Le baclofène a été testé par voie intrathécale depuis 1984 [24] [25] [26]. L'action paraît présynaptique par une action agoniste GABA-B du baclofène qui est un analogue structurel du GABA, même si un niveau d'action postsysnaptique a aussi été identifié chez l'homme [27]. L'effet du baclofène paraît spécifique de la douleur spastique et sans impact sur une éventuelle douleur neuropathique concomitante [28].

Comme pour les blocs nerveux, la littérature est composée de beaucoup de séries de cas cliniques, et de rares études randomisées comparatrices. Ainsi sur la période 1984-1999, une revue de la littérature a identifié 94 études dont seulement 17 ont été retenues sur des critères méthodologiques [29]. Pour situer le niveau de préoccupation de la douleur dans la spasticité, sur cette centaine d'études, une seule s'intéressait à la douleur. Il a été ainsi montré que le baclofène intrathécal améliorait la fonction de patients en agissant sur la spasticité et la douleur de la spasticité. Les populations ou ce bénéfice apparaît le plus clair sont les patients grabataires avec spasticité et les patients en fauteuil roulant gênés par une spasticité douloureuse [29]. Le bénéfice est persistant dans le temps après le test initial par bolus et administration prolongée par pompe implantable [30]. On retrouve en effet, sur un suivi moyen de 3 ans (9 mois-6 ans), une dose stable en baclofène après une augmentation initiale sur les six premiers mois avec amélioration fonctionnelle et réduction de la spasticité. Le bénéfice est beaucoup plus net pour la spasticité des membres inférieurs. Des complications infectieuses sont toujours possibles mais rares [31]. Des associations avec la clonidine [32] [33] ou la morphine ont été proposées [34].

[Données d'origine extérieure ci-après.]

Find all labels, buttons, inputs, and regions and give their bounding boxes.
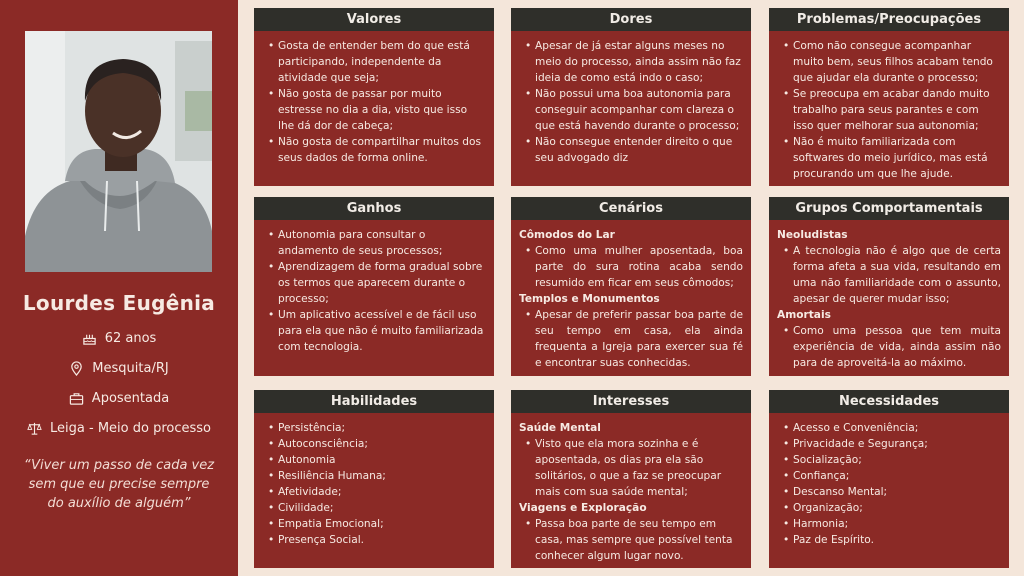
list-item: • Autonomia bbox=[262, 452, 486, 468]
persona-sidebar bbox=[0, 0, 238, 576]
list-item: • Apesar de já estar alguns meses no meio do processo, ainda assim não faz ideia de como está indo o caso; bbox=[519, 38, 743, 86]
ganhos-list bbox=[262, 227, 486, 355]
list-item: • Autoconsciência; bbox=[262, 436, 486, 452]
list-item: • Não gosta de compartilhar muitos dos seus dados de forma online. bbox=[262, 134, 486, 166]
persona-name: Lourdes Eugênia bbox=[22, 291, 216, 315]
card-body bbox=[769, 413, 1009, 548]
card-title: Problemas/Preocupações bbox=[769, 8, 1009, 31]
cake-icon bbox=[82, 331, 97, 346]
card-body bbox=[769, 220, 1009, 371]
interesses-list-2 bbox=[519, 516, 743, 564]
list-item: • Descanso Mental; bbox=[777, 484, 1001, 500]
list-item: • Apesar de preferir passar boa parte de seu tempo em casa, ela ainda frequenta a Igreja para exercer sua fé e encontrar suas conhecidas. bbox=[519, 307, 743, 371]
section-heading: Amortais bbox=[777, 309, 831, 321]
grupos-list-2 bbox=[777, 323, 1001, 371]
legal-status-row bbox=[0, 421, 238, 436]
list-item: • Como não consegue acompanhar muito bem, seus filhos acabam tendo que ajudar ela durante o processo; bbox=[777, 38, 1001, 86]
card-title: Necessidades bbox=[769, 390, 1009, 413]
card-ganhos bbox=[254, 197, 494, 376]
habilidades-list bbox=[262, 420, 486, 548]
card-title: Ganhos bbox=[254, 197, 494, 220]
list-item: • Civilidade; bbox=[262, 500, 486, 516]
persona-age: 62 anos bbox=[104, 331, 157, 346]
dores-list bbox=[519, 38, 743, 166]
list-item: • Aprendizagem de forma gradual sobre os termos que aparecem durante o processo; bbox=[262, 259, 486, 307]
list-item: • Como uma pessoa que tem muita experiência de vida, ainda assim não para de aproveitá-la ao máximo. bbox=[777, 323, 1001, 371]
list-item: • Resiliência Humana; bbox=[262, 468, 486, 484]
list-item: • Acesso e Conveniência; bbox=[777, 420, 1001, 436]
card-title: Habilidades bbox=[254, 390, 494, 413]
card-title: Interesses bbox=[511, 390, 751, 413]
list-item: • Não é muito familiarizada com softwares do meio jurídico, mas está procurando um que lhe ajude. bbox=[777, 134, 1001, 182]
scales-icon bbox=[27, 421, 42, 436]
grupos-list-1 bbox=[777, 243, 1001, 307]
card-grupos bbox=[769, 197, 1009, 376]
list-item: • Privacidade e Segurança; bbox=[777, 436, 1001, 452]
list-item: • Se preocupa em acabar dando muito trabalho para seus parantes e com isso quer melhorar sua autonomia; bbox=[777, 86, 1001, 134]
necessidades-list bbox=[777, 420, 1001, 548]
section-heading: Saúde Mental bbox=[519, 422, 601, 434]
interesses-list-1 bbox=[519, 436, 743, 500]
card-problemas bbox=[769, 8, 1009, 186]
card-body bbox=[254, 413, 494, 548]
section-heading: Cômodos do Lar bbox=[519, 229, 615, 241]
occupation-row bbox=[0, 391, 238, 406]
cenarios-list-1 bbox=[519, 243, 743, 291]
list-item: • Passa boa parte de seu tempo em casa, mas sempre que possível tenta conhecer algum lugar novo. bbox=[519, 516, 743, 564]
card-necessidades bbox=[769, 390, 1009, 568]
persona-location: Mesquita/RJ bbox=[92, 361, 169, 376]
card-body bbox=[511, 220, 751, 371]
card-cenarios bbox=[511, 197, 751, 376]
list-item: • Visto que ela mora sozinha e é aposentada, os dias pra ela são solitários, o que a faz se preocupar mais com sua saúde mental; bbox=[519, 436, 743, 500]
card-dores bbox=[511, 8, 751, 186]
persona-occupation: Aposentada bbox=[91, 391, 170, 406]
card-title: Cenários bbox=[511, 197, 751, 220]
list-item: • Autonomia para consultar o andamento de seus processos; bbox=[262, 227, 486, 259]
card-body bbox=[511, 31, 751, 166]
card-title: Dores bbox=[511, 8, 751, 31]
problemas-list bbox=[777, 38, 1001, 182]
card-habilidades bbox=[254, 390, 494, 568]
list-item: • Persistência; bbox=[262, 420, 486, 436]
valores-list bbox=[262, 38, 486, 166]
list-item: • Confiança; bbox=[777, 468, 1001, 484]
list-item: • Socialização; bbox=[777, 452, 1001, 468]
list-item: • Não possui uma boa autonomia para conseguir acompanhar com clareza o que está havendo durante o processo; bbox=[519, 86, 743, 134]
list-item: • Um aplicativo acessível e de fácil uso para ela que não é muito familiarizada com tecnologia. bbox=[262, 307, 486, 355]
age-row bbox=[0, 331, 238, 346]
list-item: • A tecnologia não é algo que de certa forma afeta a sua vida, resultando em uma não familiaridade com o assunto, apesar de querer mudar isso; bbox=[777, 243, 1001, 307]
location-row bbox=[0, 361, 238, 376]
list-item: • Afetividade; bbox=[262, 484, 486, 500]
persona-photo bbox=[25, 31, 212, 272]
list-item: • Harmonia; bbox=[777, 516, 1001, 532]
briefcase-icon bbox=[69, 391, 84, 406]
list-item: • Organização; bbox=[777, 500, 1001, 516]
list-item: • Paz de Espírito. bbox=[777, 532, 1001, 548]
persona-quote: “Viver um passo de cada vez sem que eu precise sempre do auxílio de alguém” bbox=[23, 458, 215, 511]
list-item: • Gosta de entender bem do que está participando, independente da atividade que seja; bbox=[262, 38, 486, 86]
list-item: • Presença Social. bbox=[262, 532, 486, 548]
card-body bbox=[511, 413, 751, 564]
location-pin-icon bbox=[69, 361, 84, 376]
persona-portrait-image bbox=[25, 31, 212, 272]
card-body bbox=[254, 220, 494, 355]
section-heading: Templos e Monumentos bbox=[519, 293, 660, 305]
list-item: • Empatia Emocional; bbox=[262, 516, 486, 532]
card-interesses bbox=[511, 390, 751, 568]
card-title: Grupos Comportamentais bbox=[769, 197, 1009, 220]
section-heading: Viagens e Exploração bbox=[519, 502, 647, 514]
list-item: • Não consegue entender direito o que seu advogado diz bbox=[519, 134, 743, 166]
persona-legal-status: Leiga - Meio do processo bbox=[50, 421, 211, 436]
card-body bbox=[254, 31, 494, 166]
list-item: • Como uma mulher aposentada, boa parte do sura rotina acaba sendo resumido em ficar em seus cômodos; bbox=[519, 243, 743, 291]
card-title: Valores bbox=[254, 8, 494, 31]
card-body bbox=[769, 31, 1009, 182]
card-valores bbox=[254, 8, 494, 186]
list-item: • Não gosta de passar por muito estresse no dia a dia, visto que isso lhe dá dor de cabeça; bbox=[262, 86, 486, 134]
cenarios-list-2 bbox=[519, 307, 743, 371]
section-heading: Neoludistas bbox=[777, 229, 848, 241]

Chirurgie de la spasticité

La chirurgie intervient tardivement dans la prise en charge de la spasticité. La chirurgie pour stimulation médullaire paraît avoir une indication marginale [35]. En revanche, la chirurgie de destruction est utile avec la possibilité de destruction par cordotomie [36]. La DREZ lesion est également possible et semble avoir un effet si la douleur est présente au niveau lésionnel [37]. Il faut également évoquer toute la chirurgie de neuro-orthopédie (ténotomie, neurotomie, résection d'ostéome, transfert ligamentaire) qui vise à récupérer une fonctionnalité pour la marche, pour le membre supérieur ou plus simplement à faciliter l'hygiène, le nursing [38]. Ces actions chirurgicales tardives peuvent avoir un effet bénéfique sur la fonction, voire sur la récupération cognitive [35].

CONCLUSION

Une prise en charge d'un patient ayant une spasticité douloureuse demande une expertise spécifique. Il faut savoir intégrer la spasticité dans le cortège de symptômes associés ou qui sont la conséquence de cette spasticité. Il faut pouvoir établir un lien entre la spasticité et la douleur, apprécier le rôle néfaste ou au contraire bénéfique de la spasticité et établir alors une stratégie thérapeutique en utilisant les moyens existants (figure 1). On manque encore de données scientifiques suffisantes, mais une approche rationnelle peut permettre d'améliorer la situation de certains de ces malades.

Figure 1. Algorithme pour le traitement de la spasticité douloureuse. IT : intrathécal.